Fair warning: Small and micro-cap investing is not for the faint-of-heart. Most of these companies— with capitalizations anywhere from $300-million to $2-billion—are ignored by portfolio managers and sell-side analysts. They are just too small and too volatile to be on their radar and few professional investors are willing to risk their careers by including too many of them in their portfolios. After all, small caps have an above-average probability of swooning rather than soaring. Still, for those like Lily who are willing to do their homework, the rewards are compelling.
“The companies that I buy are rarely covered by Wall Street analysts and they tend to have lower valuations which means that they’re likely to outperform over the long-term,” she says.
Unlike passively buying the market through an index fund or ETF, small cap investors need to follow the individual businesses more closely. Since many of these companies are off-the-radar, it’s a hurdle to get information on them. Hence, many investors won’t put in the time to visit the company, sift through their financial reports, interview management, customers and suppliers. This leaves the field open to those who will.
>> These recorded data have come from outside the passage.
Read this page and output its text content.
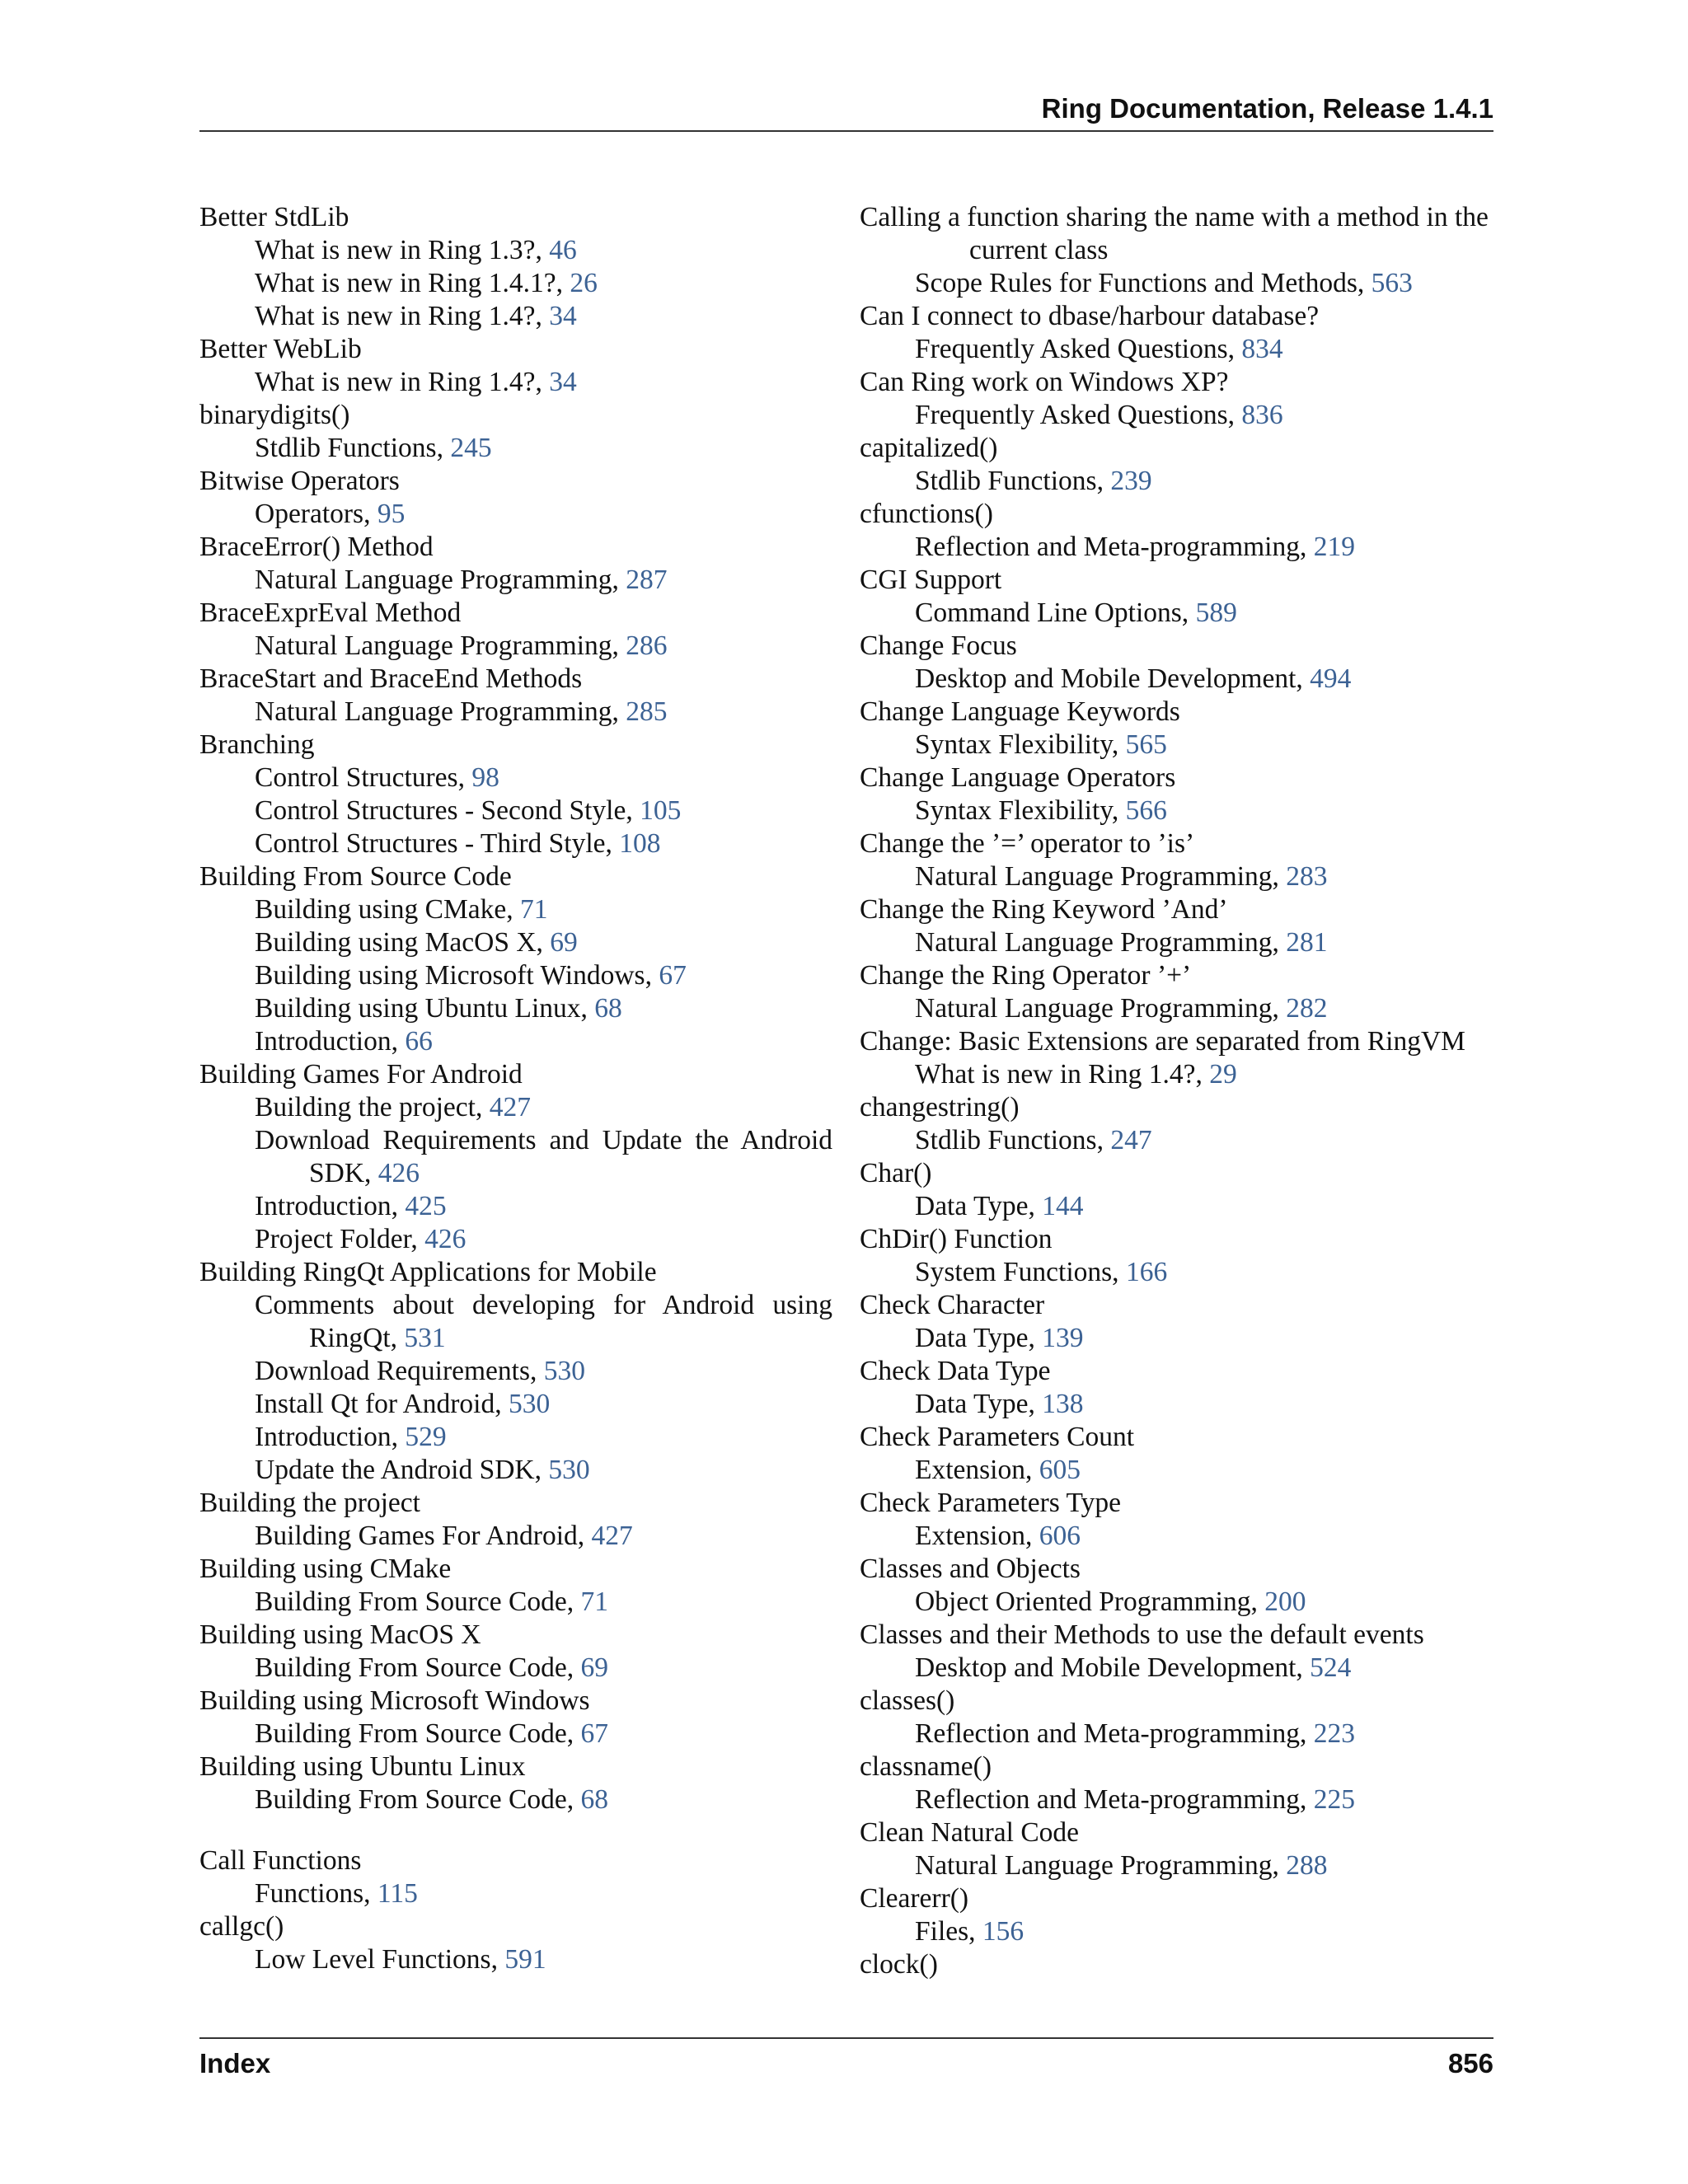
Ring Documentation, Release 1.4.1
Better StdLib
What is new in Ring 1.3?, 46
What is new in Ring 1.4.1?, 26
What is new in Ring 1.4?, 34
Better WebLib
What is new in Ring 1.4?, 34
binarydigits()
Stdlib Functions, 245
Bitwise Operators
Operators, 95
BraceError() Method
Natural Language Programming, 287
BraceExprEval Method
Natural Language Programming, 286
BraceStart and BraceEnd Methods
Natural Language Programming, 285
Branching
Control Structures, 98
Control Structures - Second Style, 105
Control Structures - Third Style, 108
Building From Source Code
Building using CMake, 71
Building using MacOS X, 69
Building using Microsoft Windows, 67
Building using Ubuntu Linux, 68
Introduction, 66
Building Games For Android
Building the project, 427
Download Requirements and Update the Android SDK, 426
Introduction, 425
Project Folder, 426
Building RingQt Applications for Mobile
Comments about developing for Android using RingQt, 531
Download Requirements, 530
Install Qt for Android, 530
Introduction, 529
Update the Android SDK, 530
Building the project
Building Games For Android, 427
Building using CMake
Building From Source Code, 71
Building using MacOS X
Building From Source Code, 69
Building using Microsoft Windows
Building From Source Code, 67
Building using Ubuntu Linux
Building From Source Code, 68
Call Functions
Functions, 115
callgc()
Low Level Functions, 591
Calling a function sharing the name with a method in the current class
Scope Rules for Functions and Methods, 563
Can I connect to dbase/harbour database?
Frequently Asked Questions, 834
Can Ring work on Windows XP?
Frequently Asked Questions, 836
capitalized()
Stdlib Functions, 239
cfunctions()
Reflection and Meta-programming, 219
CGI Support
Command Line Options, 589
Change Focus
Desktop and Mobile Development, 494
Change Language Keywords
Syntax Flexibility, 565
Change Language Operators
Syntax Flexibility, 566
Change the ’=’ operator to ’is’
Natural Language Programming, 283
Change the Ring Keyword ’And’
Natural Language Programming, 281
Change the Ring Operator ’+’
Natural Language Programming, 282
Change: Basic Extensions are separated from RingVM
What is new in Ring 1.4?, 29
changestring()
Stdlib Functions, 247
Char()
Data Type, 144
ChDir() Function
System Functions, 166
Check Character
Data Type, 139
Check Data Type
Data Type, 138
Check Parameters Count
Extension, 605
Check Parameters Type
Extension, 606
Classes and Objects
Object Oriented Programming, 200
Classes and their Methods to use the default events
Desktop and Mobile Development, 524
classes()
Reflection and Meta-programming, 223
classname()
Reflection and Meta-programming, 225
Clean Natural Code
Natural Language Programming, 288
Clearerr()
Files, 156
clock()
Index	856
And, it’s a far less crowded trade than buying Google or Procter and Gamble.
“There are a number of misconceptions about small cap stocks.”
There are a number of misconceptions about small cap stocks. For starters, many people believe that small companies carry a lot of debt. According to Lily, many small companies are well funded, and, like their mid-to-large size brethren, they pay dividends and buyback shares on a regular basis.
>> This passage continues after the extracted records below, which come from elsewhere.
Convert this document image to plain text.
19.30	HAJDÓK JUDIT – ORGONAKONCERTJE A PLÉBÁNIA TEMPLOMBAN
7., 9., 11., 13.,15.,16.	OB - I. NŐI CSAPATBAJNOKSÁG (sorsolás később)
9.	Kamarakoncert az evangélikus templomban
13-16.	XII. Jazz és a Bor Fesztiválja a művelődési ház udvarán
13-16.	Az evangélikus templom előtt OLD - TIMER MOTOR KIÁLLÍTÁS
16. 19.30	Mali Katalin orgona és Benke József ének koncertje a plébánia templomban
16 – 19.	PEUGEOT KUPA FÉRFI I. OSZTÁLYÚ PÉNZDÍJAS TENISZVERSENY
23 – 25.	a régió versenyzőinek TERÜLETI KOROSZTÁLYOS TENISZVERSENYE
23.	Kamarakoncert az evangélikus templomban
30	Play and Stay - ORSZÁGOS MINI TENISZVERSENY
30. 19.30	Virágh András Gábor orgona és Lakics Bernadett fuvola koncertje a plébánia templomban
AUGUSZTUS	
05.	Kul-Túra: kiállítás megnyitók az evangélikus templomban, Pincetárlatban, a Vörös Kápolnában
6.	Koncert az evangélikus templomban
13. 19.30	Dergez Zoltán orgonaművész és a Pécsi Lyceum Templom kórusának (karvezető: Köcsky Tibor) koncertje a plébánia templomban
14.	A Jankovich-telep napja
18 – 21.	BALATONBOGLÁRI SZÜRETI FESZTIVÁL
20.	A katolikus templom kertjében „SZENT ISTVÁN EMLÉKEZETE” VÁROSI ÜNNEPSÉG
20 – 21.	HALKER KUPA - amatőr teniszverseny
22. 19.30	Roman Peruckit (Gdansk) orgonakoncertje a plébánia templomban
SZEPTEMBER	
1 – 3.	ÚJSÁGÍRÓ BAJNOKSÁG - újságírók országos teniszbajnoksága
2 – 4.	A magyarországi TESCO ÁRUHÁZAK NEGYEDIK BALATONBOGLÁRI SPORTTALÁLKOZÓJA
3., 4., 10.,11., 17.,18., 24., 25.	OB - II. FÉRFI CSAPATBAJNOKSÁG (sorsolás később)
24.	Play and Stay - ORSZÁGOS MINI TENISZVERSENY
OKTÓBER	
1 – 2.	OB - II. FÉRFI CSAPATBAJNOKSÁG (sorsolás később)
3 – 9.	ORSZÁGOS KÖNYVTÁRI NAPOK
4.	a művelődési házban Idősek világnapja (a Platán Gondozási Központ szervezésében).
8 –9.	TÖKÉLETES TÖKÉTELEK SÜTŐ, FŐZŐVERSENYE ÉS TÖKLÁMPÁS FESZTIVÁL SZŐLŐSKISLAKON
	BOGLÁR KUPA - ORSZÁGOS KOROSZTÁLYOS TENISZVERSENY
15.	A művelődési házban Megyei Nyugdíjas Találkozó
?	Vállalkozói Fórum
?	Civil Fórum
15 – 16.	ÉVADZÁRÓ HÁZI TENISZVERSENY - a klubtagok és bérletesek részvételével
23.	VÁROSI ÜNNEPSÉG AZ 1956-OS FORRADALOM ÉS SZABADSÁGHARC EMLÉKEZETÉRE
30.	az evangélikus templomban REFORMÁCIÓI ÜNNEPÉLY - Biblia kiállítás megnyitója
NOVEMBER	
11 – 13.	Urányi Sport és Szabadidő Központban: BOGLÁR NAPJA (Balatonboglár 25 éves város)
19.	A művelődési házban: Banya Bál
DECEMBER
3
Another misconception is that small cap stocks can remain undervalued for a very long time. This may be true for some very small, family-owned enterprises but small companies that have activist investors or private equity investors are often under pressure to release value back to investors in a timely fashion by either rolling up competitors who are additive to the bottom line, or by being bought out.
According to Lily, here are 5 key points to keep in mind for small cap investors:
- Rising interest rates and small caps: Because small companies are more leveraged to the business cycle, their revenues tend to increase during periods of rising inflation.
- Volatility and small caps: Rapid stock price changes can scare investors away. Those who can take advantage of dramatic price swings can gain excess returns well above the benchmark.
- Time horizon and small caps: As with most investing, having a longer-term time horizon is an edge for investors. Small caps can remain undervalued (and unloved) for long periods of time before their true value is released in a spectacular fashion.
- Popularity and small caps: Because small companies live under-the-radar, investors need to be willing to take a contrarian position to the herd that rushes into the popular names that appear frequently in the business media. It’s good to remember that many successful companies operate outside of the limelight.
- Catalysts and small caps: To surface value, small caps need a catalyst. This could be anything from a change of management, opening new business markets or products, industry consolidation, or even choosing to go private.
As always with investing, it’s important to know what you want to achieve financially and how much risk you’re comfortable with. Small caps, though appealing to some, are not for everyone. Ask yourself, “Is a small my tall?